• Jun
    22
    2013

    Don’t Eat the Puke!

    Sorry for the gross title, but it sucked you into reading, so…….

    Proverbs 26:11 says “As a dog returns to its vomit, so fools repeat their folly.” I’ve seen alot of that lately.

    Recently we awarded employees significant pay raises—as much as 36%—- and offered them an upward path which they initially accepted, only to have them walk off without even giving notice a couple of months later. They returned to lesser jobs in places of limited opportunity. Why? Mostly because they were comfortable in the lesser place, while the opportunity to live a better life required them to stretch a bit. One commented on how our town of 3000 people was “just to big city” for her.

    Really?

    But I supposed the kicker for me was when the adopted daughter of a friend of mine reached age 18, got pregnant, graduated high school, and proceeded to go find her birth mother and move back in with the woman who’d abused and abandoned her rather that with the adoptive parents who’d given her everything a kid could want. (Interestingly enough, the community she moved back to was the same one as the employee in the above paragraph.)

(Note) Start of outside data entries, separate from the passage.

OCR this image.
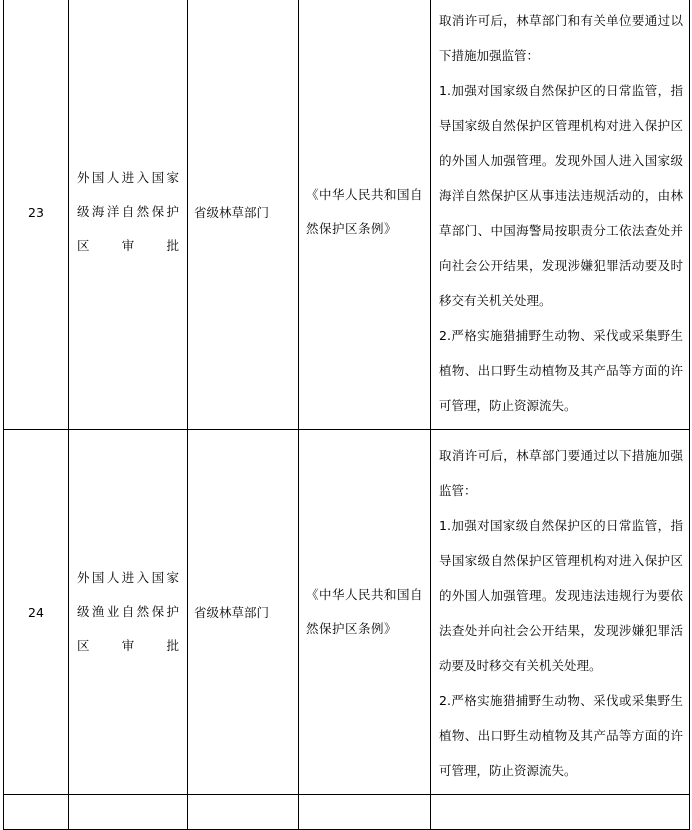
23	外国人进入国家级海洋自然保护区审批	省级林草部门	《中华人民共和国自然保护区条例》	取消许可后，林草部门和有关单位要通过以下措施加强监管：

1.加强对国家级自然保护区的日常监管，指导国家级自然保护区管理机构对进入保护区的外国人加强管理。发现外国人进入国家级海洋自然保护区从事违法违规活动的，由林草部门、中国海警局按职责分工依法查处并向社会公开结果，发现涉嫌犯罪活动要及时移交有关机关处理。

2.严格实施猎捕野生动物、采伐或采集野生植物、出口野生动植物及其产品等方面的许可管理，防止资源流失。

24	外国人进入国家级渔业自然保护区审批	省级林草部门	《中华人民共和国自然保护区条例》	取消许可后，林草部门要通过以下措施加强监管：

1.加强对国家级自然保护区的日常监管，指导国家级自然保护区管理机构对进入保护区的外国人加强管理。发现违法违规行为要依法查处并向社会公开结果，发现涉嫌犯罪活动要及时移交有关机关处理。

2.严格实施猎捕野生动物、采伐或采集野生植物、出口野生动植物及其产品等方面的许可管理，防止资源流失。
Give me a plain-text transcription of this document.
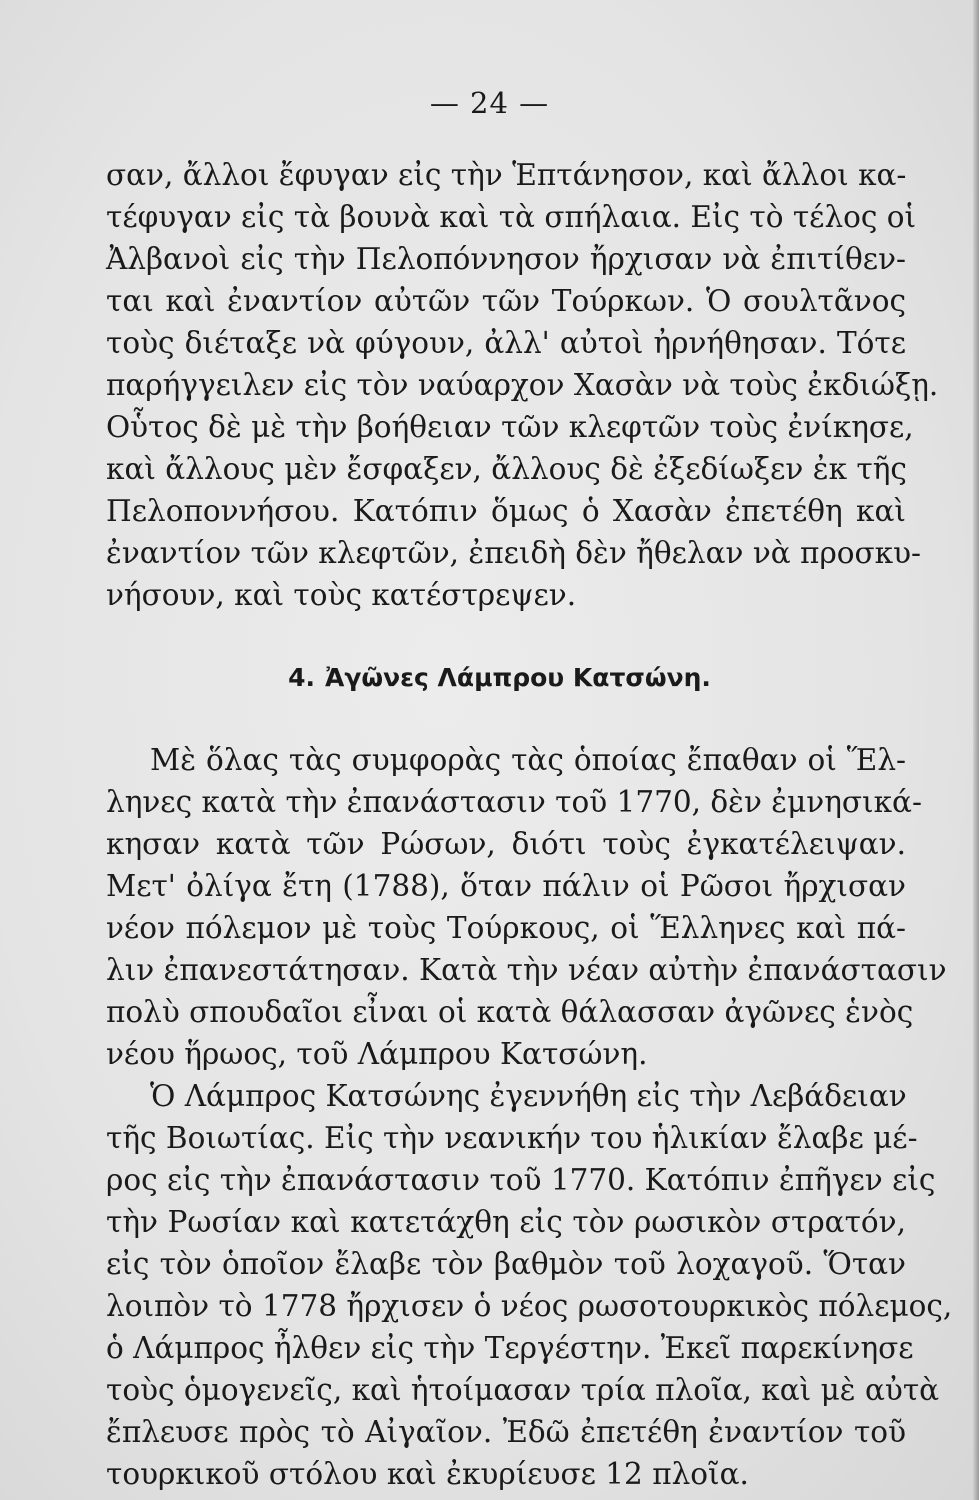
— 24 —
σαν, ἄλλοι ἔφυγαν εἰς τὴν Ἑπτάνησον, καὶ ἄλλοι κα-
τέφυγαν εἰς τὰ βουνὰ καὶ τὰ σπήλαια. Εἰς τὸ τέλος οἱ
Ἀλβανοὶ εἰς τὴν Πελοπόννησον ἤρχισαν νὰ ἐπιτίθεν-
ται καὶ ἐναντίον αὐτῶν τῶν Τούρκων. Ὁ σουλτᾶνος
τοὺς διέταξε νὰ φύγουν, ἀλλ' αὐτοὶ ἠρνήθησαν. Τότε
παρήγγειλεν εἰς τὸν ναύαρχον Χασὰν νὰ τοὺς ἐκδιώξῃ.
Οὗτος δὲ μὲ τὴν βοήθειαν τῶν κλεφτῶν τοὺς ἐνίκησε,
καὶ ἄλλους μὲν ἔσφαξεν, ἄλλους δὲ ἐξεδίωξεν ἐκ τῆς
Πελοποννήσου. Κατόπιν ὅμως ὁ Χασὰν ἐπετέθη καὶ
ἐναντίον τῶν κλεφτῶν, ἐπειδὴ δὲν ἤθελαν νὰ προσκυ-
νήσουν, καὶ τοὺς κατέστρεψεν.
4. Ἀγῶνες Λάμπρου Κατσώνη.
Μὲ ὅλας τὰς συμφορὰς τὰς ὁποίας ἔπαθαν οἱ Ἕλ-
ληνες κατὰ τὴν ἐπανάστασιν τοῦ 1770, δὲν ἐμνησικά-
κησαν κατὰ τῶν Ρώσων, διότι τοὺς ἐγκατέλειψαν.
Μετ' ὀλίγα ἔτη (1788), ὅταν πάλιν οἱ Ρῶσοι ἤρχισαν
νέον πόλεμον μὲ τοὺς Τούρκους, οἱ Ἕλληνες καὶ πά-
λιν ἐπανεστάτησαν. Κατὰ τὴν νέαν αὐτὴν ἐπανάστασιν
πολὺ σπουδαῖοι εἶναι οἱ κατὰ θάλασσαν ἀγῶνες ἑνὸς
νέου ἥρωος, τοῦ Λάμπρου Κατσώνη.
Ὁ Λάμπρος Κατσώνης ἐγεννήθη εἰς τὴν Λεβάδειαν
τῆς Βοιωτίας. Εἰς τὴν νεανικήν του ἡλικίαν ἔλαβε μέ-
ρος εἰς τὴν ἐπανάστασιν τοῦ 1770. Κατόπιν ἐπῆγεν εἰς
τὴν Ρωσίαν καὶ κατετάχθη εἰς τὸν ρωσικὸν στρατόν,
εἰς τὸν ὁποῖον ἔλαβε τὸν βαθμὸν τοῦ λοχαγοῦ. Ὅταν
λοιπὸν τὸ 1778 ἤρχισεν ὁ νέος ρωσοτουρκικὸς πόλεμος,
ὁ Λάμπρος ἦλθεν εἰς τὴν Τεργέστην. Ἐκεῖ παρεκίνησε
τοὺς ὁμογενεῖς, καὶ ἡτοίμασαν τρία πλοῖα, καὶ μὲ αὐτὰ
ἔπλευσε πρὸς τὸ Αἰγαῖον. Ἐδῶ ἐπετέθη ἐναντίον τοῦ
τουρκικοῦ στόλου καὶ ἐκυρίευσε 12 πλοῖα.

    The dog returns to its vomit.

    In both of these situations, the people involved were shown a path forward to a new life of progress, prosperity, and opportunity; clearly a better life by all measurements. And in both situations they tasted the opportunity, enjoyed it, and then turned back to their old ways. The dog returned to the vomit.

    Why?

    The answer came blazing into my mind as my friend told about her adopted pregnant daughter. The dog returns to its vomit, because it sees itself as a dog.

    When we see ourselves as worthy of better, we turn our backs on the puke of our past. But if we somehow believe we aren’t worthy of anything more than that rancid past, we return to it, eat it, and then wonder why our breath is always bad.

    What’s that old saying? “If you always do what you’ve always done, you’ll always get what you’ve always got.”

    Is there any chance you keep returning to your vomit, because you’ve never seen yourself as worthy of more?

    II Corinthians 5:17 says “If any person is in Christ he is a new creation, the old has passed away and all things have become new.”

    You can say goodbye to the past. You don’t have to revisit that failure, or simply that thing that never worked. You can pick up and move forward. All you have to do, is believe what God says “…the old has passed and all thing have become new.”

    Don’t eat the puke anymore. You’re better than that.